Amazon CEO Andy Jassy has finally spoken out about the company’s layoffs of 14,000 employees earlier this week, claiming that the motive behind it was not financial.

Speaking during the company’s quarterly earnings call on Thursday, October 30, CEO Andy Jessee said the layoffs were about a cultural fit and nothing more.
“What we announced a few days ago wasn’t really financially motivated, and it’s not really AI-driven, at least not right now,” he said of the job cuts, which he said were a culture change.
This week’s job cuts, which mostly affected middle managers, follow a memo from June in which J.C. said Amazon would need fewer employees because of the “efficiency gains” brought by AI. In a separate memo announcing this week’s layoffs, Amazon’s senior vice president of people said the layoffs were about adapting to “changing technology.”
CEO Andy Jassy also mentioned that Amazon’s business has grown in the past few years. The company has a total of about 1.55 million employees, of which only 350,000 are corporate employees. According to filings with the Securities and Exchange Commission, as of December 2019, before the pandemic, the company had a total of 798,000 employees.

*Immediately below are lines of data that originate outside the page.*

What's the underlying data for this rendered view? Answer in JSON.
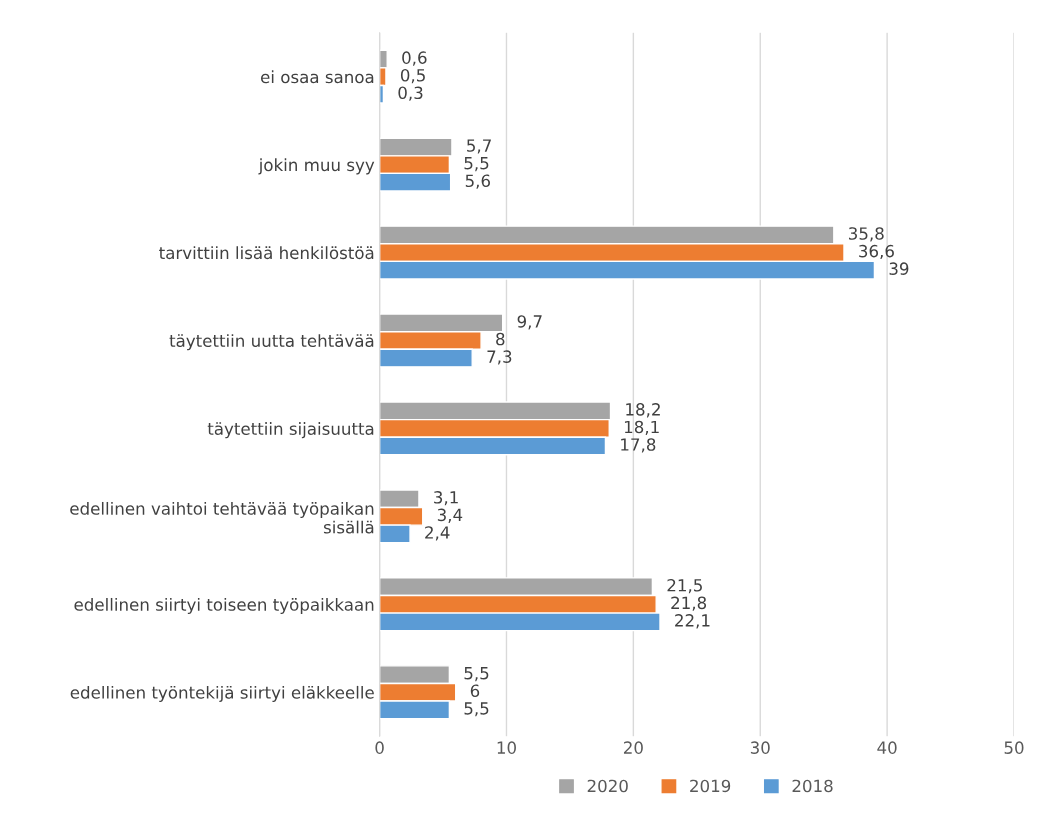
{
  "chart_data": {
    "type": "bar",
    "orientation": "horizontal",
    "categories": [
      "ei osaa sanoa",
      "jokin muu syy",
      "tarvittiin lisää henkilöstöä",
      "täytettiin uutta tehtävää",
      "täytettiin sijaisuutta",
      "edellinen vaihtoi tehtävää työpaikan\nsisällä",
      "edellinen siirtyi toiseen työpaikkaan",
      "edellinen työntekijä siirtyi eläkkeelle"
    ],
    "series": [
      {
        "name": "2020",
        "color": "#a5a5a5",
        "values": [
          0.6,
          5.7,
          35.8,
          9.7,
          18.2,
          3.1,
          21.5,
          5.5
        ],
        "value_labels": [
          "0,6",
          "5,7",
          "35,8",
          "9,7",
          "18,2",
          "3,1",
          "21,5",
          "5,5"
        ]
      },
      {
        "name": "2019",
        "color": "#ed7d31",
        "values": [
          0.5,
          5.5,
          36.6,
          8,
          18.1,
          3.4,
          21.8,
          6
        ],
        "value_labels": [
          "0,5",
          "5,5",
          "36,6",
          "8",
          "18,1",
          "3,4",
          "21,8",
          "6"
        ]
      },
      {
        "name": "2018",
        "color": "#5b9bd5",
        "values": [
          0.3,
          5.6,
          39,
          7.3,
          17.8,
          2.4,
          22.1,
          5.5
        ],
        "value_labels": [
          "0,3",
          "5,6",
          "39",
          "7,3",
          "17,8",
          "2,4",
          "22,1",
          "5,5"
        ]
      }
    ],
    "xlim": [
      0,
      50
    ],
    "xticks": [
      0,
      10,
      20,
      30,
      40,
      50
    ],
    "grid": "x",
    "legend": "bottom"
  }
}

“If you grow as quickly as we have over many years, in terms of the size of the businesses, the number of people, the number of locations, and the types of businesses you’re in, you’re going to have a lot more people than before, and you’re going to have a lot more layers,” he said.
CEO Andy Jassy: This kind of growth can lead to results…
“Sometimes without realizing it, you can undermine the ownership of the people who are doing the real work and who are making most of the two-way decisions that should be made quickly and directly at the front line,” he also said.
An Amazon spokesperson declined to comment…
Amazon joins other companies such as Salesforce, Target, and Paramount that have laid off thousands of employees in the past few months. Fed Chairman Jerome Powell said this week that many large companies have recently cited AI as a reason to pause hiring or layoffs, adding that the Fed is “watching it very carefully.”
Sure enough, a study by Goldman Sachs investment bankers this week found that only 11% of their corporate clients were actively laying off people because of AI. In contrast, nearly a third of companies in the technology, media and telecommunications categories are reducing headcount due to AI.
During the quarterly earnings call, JC seemed to echo the same sentiment, saying that the “technological transformation” currently underway means companies need to be agile and adaptable.
“It’s important to stay lean, it’s important to stay flat, and it’s important to move quickly,” he said. “That’s what we’re going to do.”